Today as I cleaned out my car, I was amazed at how much I had collected in the vehicle during our 7 year relationship. Here's some of what I found.

-Literally fifty mixed cds. Before the days of the ipod, I made mixed cds for all of my car trips. I can't wait to listen to the cd's and relive my high school years one Dashboard Confessional song at a time.

-Two tripods. Anyone want one?? haha

-Three flashlights. None with working batteries.

-Directions to SUNY Geneseo from the first time I ever drove up alone (I'm thinking about framing those)

-3 tennis balls. I'm guessing these were from the summer Shikole and I tried to learn to play tennis together??

-A picnic blanket

I know soon I'll adjust to my new Elantra, but I can't help but be sad about all of the memories I'll be leaving behind when I drive away from the car on the lot. I hope the Neon's next owner has as many good memories as I have had with the car (and hopefully not as many repairs!!)

The Midas Touch?

I spent the last 3 hours of my Saturday morning at the mechanic. I'm driving home to New York next weekend and wanted to make sure everything looked good under the hood so I didn't end up broken down on the side of the road. I asked the mechanics to replace my burnt out headlight, change my oil, check the pressure on my tires. Routine things.

And wouldn't you know it, as usual they find that there are actually 3482850 things wrong with my car. The brakes are shot, the struts are leaking, my compressor needs to be replaced and on and on and on. It's hard to know what these things actually do, how much they should cost and if they are important to replace unless you are, well, a mechanic.
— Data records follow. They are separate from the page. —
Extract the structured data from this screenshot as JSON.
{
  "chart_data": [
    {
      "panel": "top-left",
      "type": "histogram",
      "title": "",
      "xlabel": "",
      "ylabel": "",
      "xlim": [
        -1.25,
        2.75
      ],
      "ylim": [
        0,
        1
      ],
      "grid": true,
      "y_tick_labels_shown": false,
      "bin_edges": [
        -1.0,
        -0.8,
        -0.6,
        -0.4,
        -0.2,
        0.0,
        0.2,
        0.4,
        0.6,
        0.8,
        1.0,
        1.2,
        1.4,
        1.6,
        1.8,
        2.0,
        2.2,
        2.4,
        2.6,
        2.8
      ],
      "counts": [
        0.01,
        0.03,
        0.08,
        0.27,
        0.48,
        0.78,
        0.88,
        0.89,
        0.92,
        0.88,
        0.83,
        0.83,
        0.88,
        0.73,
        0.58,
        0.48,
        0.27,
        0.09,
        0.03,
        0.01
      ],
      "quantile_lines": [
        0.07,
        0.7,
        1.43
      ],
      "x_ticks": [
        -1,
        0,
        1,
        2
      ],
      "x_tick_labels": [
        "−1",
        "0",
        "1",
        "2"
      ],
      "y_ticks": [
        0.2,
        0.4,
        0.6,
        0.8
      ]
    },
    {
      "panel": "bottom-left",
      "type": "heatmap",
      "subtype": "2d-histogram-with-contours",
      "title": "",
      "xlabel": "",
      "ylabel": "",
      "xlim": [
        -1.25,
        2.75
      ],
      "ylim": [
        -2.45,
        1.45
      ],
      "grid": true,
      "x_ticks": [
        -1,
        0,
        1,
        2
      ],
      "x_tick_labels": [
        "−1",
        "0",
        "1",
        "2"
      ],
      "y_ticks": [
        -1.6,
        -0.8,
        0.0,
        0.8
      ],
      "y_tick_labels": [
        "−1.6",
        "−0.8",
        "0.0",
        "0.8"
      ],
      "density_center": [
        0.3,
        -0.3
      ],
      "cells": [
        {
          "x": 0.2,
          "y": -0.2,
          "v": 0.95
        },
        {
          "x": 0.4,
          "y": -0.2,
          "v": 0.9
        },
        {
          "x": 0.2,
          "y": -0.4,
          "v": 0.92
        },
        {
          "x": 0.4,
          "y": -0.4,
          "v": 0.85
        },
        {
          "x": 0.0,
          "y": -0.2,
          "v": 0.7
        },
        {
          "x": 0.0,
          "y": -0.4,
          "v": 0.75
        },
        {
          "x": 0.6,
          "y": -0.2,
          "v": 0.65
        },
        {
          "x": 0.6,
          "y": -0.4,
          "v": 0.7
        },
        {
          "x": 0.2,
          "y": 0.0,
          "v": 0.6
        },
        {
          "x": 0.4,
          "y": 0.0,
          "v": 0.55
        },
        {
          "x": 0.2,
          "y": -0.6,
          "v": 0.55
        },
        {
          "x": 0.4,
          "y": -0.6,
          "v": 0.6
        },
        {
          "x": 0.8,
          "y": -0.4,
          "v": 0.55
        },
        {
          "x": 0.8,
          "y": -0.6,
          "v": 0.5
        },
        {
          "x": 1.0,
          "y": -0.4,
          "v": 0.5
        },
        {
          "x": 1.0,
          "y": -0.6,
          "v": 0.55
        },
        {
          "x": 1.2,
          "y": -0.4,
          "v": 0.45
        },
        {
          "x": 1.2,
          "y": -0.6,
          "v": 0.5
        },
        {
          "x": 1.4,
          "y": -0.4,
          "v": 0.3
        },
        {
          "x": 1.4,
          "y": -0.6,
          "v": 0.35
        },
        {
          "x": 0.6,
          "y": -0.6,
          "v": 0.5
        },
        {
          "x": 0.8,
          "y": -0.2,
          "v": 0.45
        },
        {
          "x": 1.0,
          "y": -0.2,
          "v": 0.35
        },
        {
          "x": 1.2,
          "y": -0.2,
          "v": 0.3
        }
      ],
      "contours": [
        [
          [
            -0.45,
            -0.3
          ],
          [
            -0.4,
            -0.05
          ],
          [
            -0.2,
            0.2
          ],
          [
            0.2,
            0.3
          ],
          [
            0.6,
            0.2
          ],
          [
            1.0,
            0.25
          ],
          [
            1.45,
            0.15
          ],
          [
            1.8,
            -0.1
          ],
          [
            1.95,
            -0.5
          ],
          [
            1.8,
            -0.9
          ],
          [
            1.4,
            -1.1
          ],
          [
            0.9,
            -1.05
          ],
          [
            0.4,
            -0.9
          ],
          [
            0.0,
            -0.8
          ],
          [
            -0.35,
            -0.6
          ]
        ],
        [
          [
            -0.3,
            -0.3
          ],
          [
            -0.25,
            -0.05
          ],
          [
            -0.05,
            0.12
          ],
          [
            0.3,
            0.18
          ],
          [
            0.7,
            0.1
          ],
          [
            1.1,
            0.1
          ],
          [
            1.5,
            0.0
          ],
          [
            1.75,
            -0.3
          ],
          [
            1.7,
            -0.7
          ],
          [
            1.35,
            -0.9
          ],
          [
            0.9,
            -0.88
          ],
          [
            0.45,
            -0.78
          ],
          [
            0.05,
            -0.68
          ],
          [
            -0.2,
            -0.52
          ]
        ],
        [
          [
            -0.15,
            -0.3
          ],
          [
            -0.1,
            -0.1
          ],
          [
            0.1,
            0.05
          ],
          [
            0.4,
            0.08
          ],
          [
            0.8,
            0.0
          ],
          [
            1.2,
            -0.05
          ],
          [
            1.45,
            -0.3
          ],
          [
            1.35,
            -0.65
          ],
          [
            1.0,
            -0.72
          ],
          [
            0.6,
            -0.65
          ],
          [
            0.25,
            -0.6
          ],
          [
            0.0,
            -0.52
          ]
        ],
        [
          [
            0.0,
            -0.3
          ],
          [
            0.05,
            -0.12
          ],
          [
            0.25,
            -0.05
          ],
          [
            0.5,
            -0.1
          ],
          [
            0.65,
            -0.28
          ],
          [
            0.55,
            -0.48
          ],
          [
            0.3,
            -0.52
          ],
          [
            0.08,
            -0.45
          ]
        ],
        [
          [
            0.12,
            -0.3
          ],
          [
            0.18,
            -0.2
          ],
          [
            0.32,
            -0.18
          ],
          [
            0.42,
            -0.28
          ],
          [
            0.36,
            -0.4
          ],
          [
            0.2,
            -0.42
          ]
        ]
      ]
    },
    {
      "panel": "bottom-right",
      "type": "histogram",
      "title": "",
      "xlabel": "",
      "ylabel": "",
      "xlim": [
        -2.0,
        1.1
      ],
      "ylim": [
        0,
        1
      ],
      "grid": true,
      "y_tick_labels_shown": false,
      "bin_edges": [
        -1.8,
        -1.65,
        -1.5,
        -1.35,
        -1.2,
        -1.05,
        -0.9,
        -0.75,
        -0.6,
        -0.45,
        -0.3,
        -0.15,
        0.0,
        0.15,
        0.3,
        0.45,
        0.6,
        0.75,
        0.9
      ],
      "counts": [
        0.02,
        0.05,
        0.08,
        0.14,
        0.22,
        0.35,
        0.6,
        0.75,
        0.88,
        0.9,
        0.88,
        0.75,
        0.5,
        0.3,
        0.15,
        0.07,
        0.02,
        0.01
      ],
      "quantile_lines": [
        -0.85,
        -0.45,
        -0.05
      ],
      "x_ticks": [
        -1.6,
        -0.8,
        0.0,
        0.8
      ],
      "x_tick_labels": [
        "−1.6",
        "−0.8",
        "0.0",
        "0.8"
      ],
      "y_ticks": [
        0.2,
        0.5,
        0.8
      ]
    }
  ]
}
I have had piece of crap cars all my life. In high school Allison and I were stranded more times than I can count because my car decided it hated me. There was the time the key wouldn't turn in the ignition (yes I know how to start a car, thank you, it literally would not turn), the time I got a flat on the way to meet our New Visions class for a field trip, the time putting the car in drive wouldn't make it go, the time it wouldn't even shift out of Park...you get the idea.

I have had my Neon, lovingly known in my group of friends as "the Shi-kar," for going on 6 years now, and almost everything in it has been replaced since I got it. By now the inside of the car is mostly new, except for the things the mechanic decided to list this morning. Being a post grad on a budget with a crappy car is impossibly stressful. I had to decide which of the things listed was actually important to get replaced/repaired now, versus what I can maybe save up to replace in the future.

I decided brakes were important for a trip home and that struts could wait. I don't even know what they do and the very attractive mechanic informed me that I'll be fine waiting. However, I still am much more in debt to my car than I was planning on when I asked for a new headlight and an oil change.